Cover of Senate Tax Reform Bill


The big news of the day is that Schweitzer announced they will be opening November 18th – so that’s got me pretty excited. Also exciting is that, yesterday, the Senate Finance Committee released a proposed tax reform bill called the Tax Cuts and Jobs Act.

The Senate bill contains many of the same proposals as last week’s House bill – but also has some noteworthy differences. For example, while the House bill creates four income tax brackets for individuals, the Senate bill provides for a seven-bracket system, with tax rates of 10%, 12%, 22.5%, 25%, 32.5%, 35%, and 38.5%.

The standard deduction in the Senate bill would become $12,000 for single taxpayers, $24,000 for married couples, and $18,000 for head-of-household filers. The child tax credit would become $1,650 and would be modified to allow a $500 nonrefundable credit for qualifying dependents other than qualifying children. Also, the Senate bill keeps the adoption credit.

While the House bill would allow a deduction for state and local real property taxes up to $10,000, the Senate bill eliminates the deduction for all state and local taxes. However, the Senate bill would keep the current deduction for medical expenses that exceed 10% of a taxpayer’s adjusted gross income. Also, the Senate bill would retain the current limit of $1 million of acquisition debt for the mortgage interest deduction, but it would nix the deduction for interest on home equity indebtedness.

There is no repeal of the estate tax in the Senate bill, but it does double the exemption amount.

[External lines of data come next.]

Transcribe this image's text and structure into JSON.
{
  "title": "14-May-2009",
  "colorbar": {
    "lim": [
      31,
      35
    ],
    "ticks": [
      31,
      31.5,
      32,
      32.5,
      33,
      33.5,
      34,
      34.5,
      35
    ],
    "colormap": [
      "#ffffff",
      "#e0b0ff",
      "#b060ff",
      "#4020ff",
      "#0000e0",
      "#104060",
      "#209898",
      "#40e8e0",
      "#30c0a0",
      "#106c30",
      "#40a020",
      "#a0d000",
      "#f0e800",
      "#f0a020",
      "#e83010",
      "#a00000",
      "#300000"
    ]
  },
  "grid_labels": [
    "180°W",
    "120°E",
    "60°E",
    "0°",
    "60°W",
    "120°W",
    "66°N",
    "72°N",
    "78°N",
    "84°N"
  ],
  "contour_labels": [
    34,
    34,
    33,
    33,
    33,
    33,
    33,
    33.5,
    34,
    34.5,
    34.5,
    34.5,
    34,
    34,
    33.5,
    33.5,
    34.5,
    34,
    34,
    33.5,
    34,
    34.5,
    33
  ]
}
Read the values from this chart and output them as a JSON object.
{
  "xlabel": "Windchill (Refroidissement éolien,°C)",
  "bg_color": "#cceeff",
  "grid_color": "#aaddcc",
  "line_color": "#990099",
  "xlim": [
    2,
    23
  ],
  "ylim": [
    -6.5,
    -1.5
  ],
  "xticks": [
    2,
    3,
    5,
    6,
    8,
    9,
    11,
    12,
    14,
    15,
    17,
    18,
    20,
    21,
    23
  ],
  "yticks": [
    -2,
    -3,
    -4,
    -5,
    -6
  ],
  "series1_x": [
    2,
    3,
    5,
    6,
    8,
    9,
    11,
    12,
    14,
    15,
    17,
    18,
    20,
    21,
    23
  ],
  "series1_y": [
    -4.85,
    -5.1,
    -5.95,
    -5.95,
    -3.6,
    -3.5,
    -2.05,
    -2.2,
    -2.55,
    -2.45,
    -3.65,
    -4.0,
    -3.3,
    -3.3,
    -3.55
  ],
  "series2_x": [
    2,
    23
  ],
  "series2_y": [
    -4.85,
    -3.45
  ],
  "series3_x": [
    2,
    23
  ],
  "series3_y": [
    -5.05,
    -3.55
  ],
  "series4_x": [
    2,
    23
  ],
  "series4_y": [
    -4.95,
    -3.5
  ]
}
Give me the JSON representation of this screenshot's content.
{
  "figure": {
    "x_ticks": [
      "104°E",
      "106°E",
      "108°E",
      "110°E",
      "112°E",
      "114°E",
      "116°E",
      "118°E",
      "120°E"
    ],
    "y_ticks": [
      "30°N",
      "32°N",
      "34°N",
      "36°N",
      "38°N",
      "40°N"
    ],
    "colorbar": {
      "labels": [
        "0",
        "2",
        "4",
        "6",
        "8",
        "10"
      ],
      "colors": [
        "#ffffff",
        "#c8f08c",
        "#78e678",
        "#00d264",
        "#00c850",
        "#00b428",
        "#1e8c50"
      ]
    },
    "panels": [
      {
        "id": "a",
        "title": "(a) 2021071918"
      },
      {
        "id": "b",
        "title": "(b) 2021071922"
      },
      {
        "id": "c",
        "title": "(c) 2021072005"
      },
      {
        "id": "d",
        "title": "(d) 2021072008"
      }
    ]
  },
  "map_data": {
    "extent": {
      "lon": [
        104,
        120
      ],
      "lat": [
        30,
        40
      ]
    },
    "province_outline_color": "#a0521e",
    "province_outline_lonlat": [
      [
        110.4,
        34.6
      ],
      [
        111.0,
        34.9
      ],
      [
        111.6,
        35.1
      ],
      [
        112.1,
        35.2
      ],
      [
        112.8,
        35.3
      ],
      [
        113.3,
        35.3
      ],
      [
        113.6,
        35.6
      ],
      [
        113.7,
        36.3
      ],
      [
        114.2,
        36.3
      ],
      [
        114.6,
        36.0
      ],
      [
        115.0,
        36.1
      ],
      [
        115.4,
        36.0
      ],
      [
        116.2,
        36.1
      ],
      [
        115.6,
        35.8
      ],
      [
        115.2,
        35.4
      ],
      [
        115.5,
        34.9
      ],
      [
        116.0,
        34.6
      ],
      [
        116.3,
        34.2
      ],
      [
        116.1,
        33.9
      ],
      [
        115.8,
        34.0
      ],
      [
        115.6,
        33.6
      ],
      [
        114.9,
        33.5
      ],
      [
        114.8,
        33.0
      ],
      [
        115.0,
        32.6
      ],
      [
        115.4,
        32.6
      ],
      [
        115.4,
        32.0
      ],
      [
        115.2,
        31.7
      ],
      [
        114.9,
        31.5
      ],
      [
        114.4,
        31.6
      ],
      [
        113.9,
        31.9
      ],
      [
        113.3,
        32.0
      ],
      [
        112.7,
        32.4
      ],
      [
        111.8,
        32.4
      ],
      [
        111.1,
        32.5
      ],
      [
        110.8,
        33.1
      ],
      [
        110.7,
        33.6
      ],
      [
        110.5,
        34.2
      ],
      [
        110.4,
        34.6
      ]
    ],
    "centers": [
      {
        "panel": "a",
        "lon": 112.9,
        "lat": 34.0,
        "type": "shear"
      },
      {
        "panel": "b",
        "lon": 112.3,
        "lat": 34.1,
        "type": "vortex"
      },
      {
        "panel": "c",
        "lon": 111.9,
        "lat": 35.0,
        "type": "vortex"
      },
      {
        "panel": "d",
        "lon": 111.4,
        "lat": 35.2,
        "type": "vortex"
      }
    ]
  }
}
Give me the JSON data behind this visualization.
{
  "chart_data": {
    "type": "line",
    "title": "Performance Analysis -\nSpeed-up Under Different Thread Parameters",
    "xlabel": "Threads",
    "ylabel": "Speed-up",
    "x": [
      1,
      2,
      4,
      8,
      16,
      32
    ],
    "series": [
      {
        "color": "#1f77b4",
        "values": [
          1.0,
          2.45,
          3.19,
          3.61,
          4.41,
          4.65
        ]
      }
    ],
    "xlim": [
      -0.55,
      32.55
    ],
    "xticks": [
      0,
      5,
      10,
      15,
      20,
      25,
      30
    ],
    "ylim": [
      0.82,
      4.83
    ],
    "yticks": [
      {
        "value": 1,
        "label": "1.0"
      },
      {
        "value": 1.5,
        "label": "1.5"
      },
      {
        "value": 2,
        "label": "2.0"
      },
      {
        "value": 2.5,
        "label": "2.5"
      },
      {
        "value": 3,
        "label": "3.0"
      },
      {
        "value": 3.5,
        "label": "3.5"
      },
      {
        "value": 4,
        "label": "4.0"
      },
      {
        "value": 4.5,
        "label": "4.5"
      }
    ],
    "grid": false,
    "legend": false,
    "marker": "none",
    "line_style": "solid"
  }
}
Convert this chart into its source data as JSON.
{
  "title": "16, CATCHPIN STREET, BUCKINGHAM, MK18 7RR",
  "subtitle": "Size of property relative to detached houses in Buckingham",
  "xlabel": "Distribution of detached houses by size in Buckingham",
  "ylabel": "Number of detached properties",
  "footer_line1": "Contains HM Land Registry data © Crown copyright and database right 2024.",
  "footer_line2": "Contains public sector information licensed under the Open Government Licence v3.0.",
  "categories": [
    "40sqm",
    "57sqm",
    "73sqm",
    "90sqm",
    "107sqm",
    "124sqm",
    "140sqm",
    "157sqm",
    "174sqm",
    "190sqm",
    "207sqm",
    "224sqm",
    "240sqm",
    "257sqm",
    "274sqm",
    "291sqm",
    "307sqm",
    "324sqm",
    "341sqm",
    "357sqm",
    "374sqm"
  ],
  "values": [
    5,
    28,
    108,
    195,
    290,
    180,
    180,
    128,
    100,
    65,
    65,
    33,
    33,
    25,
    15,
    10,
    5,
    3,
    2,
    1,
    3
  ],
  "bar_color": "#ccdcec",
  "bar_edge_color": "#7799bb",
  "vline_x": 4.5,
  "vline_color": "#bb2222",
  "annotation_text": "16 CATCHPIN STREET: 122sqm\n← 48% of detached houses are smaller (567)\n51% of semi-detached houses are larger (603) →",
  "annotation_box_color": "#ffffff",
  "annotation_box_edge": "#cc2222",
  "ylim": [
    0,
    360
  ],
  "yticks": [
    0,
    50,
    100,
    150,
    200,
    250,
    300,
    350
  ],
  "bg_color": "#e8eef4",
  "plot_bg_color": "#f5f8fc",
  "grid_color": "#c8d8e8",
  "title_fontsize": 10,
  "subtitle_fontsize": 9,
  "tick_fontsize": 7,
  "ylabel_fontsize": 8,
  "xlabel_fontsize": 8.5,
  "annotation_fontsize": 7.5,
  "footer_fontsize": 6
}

For businesses, the Senate bill would allow individuals to deduction 17.4% of “domestic qualified business income” passed through from a partnership, S corporation or sole proprietorship. However, this deduction would not apply to specified services businesses, except for married taxpayers with taxable income of $150,000 or less ($75,000 for singles). For taxpayers who have qualified business income from a partnership or s-corporation, the amount of the deduction would be limited to 50% of the W-2 wages of the taxpayer – which I’m not quite sure I understand entirely because partners in a partnership or LLC are not supposed to receive a W-2.

Lastly, the Senate bill lowers the corporate tax rate to 20% but would delay the rate change until 2019.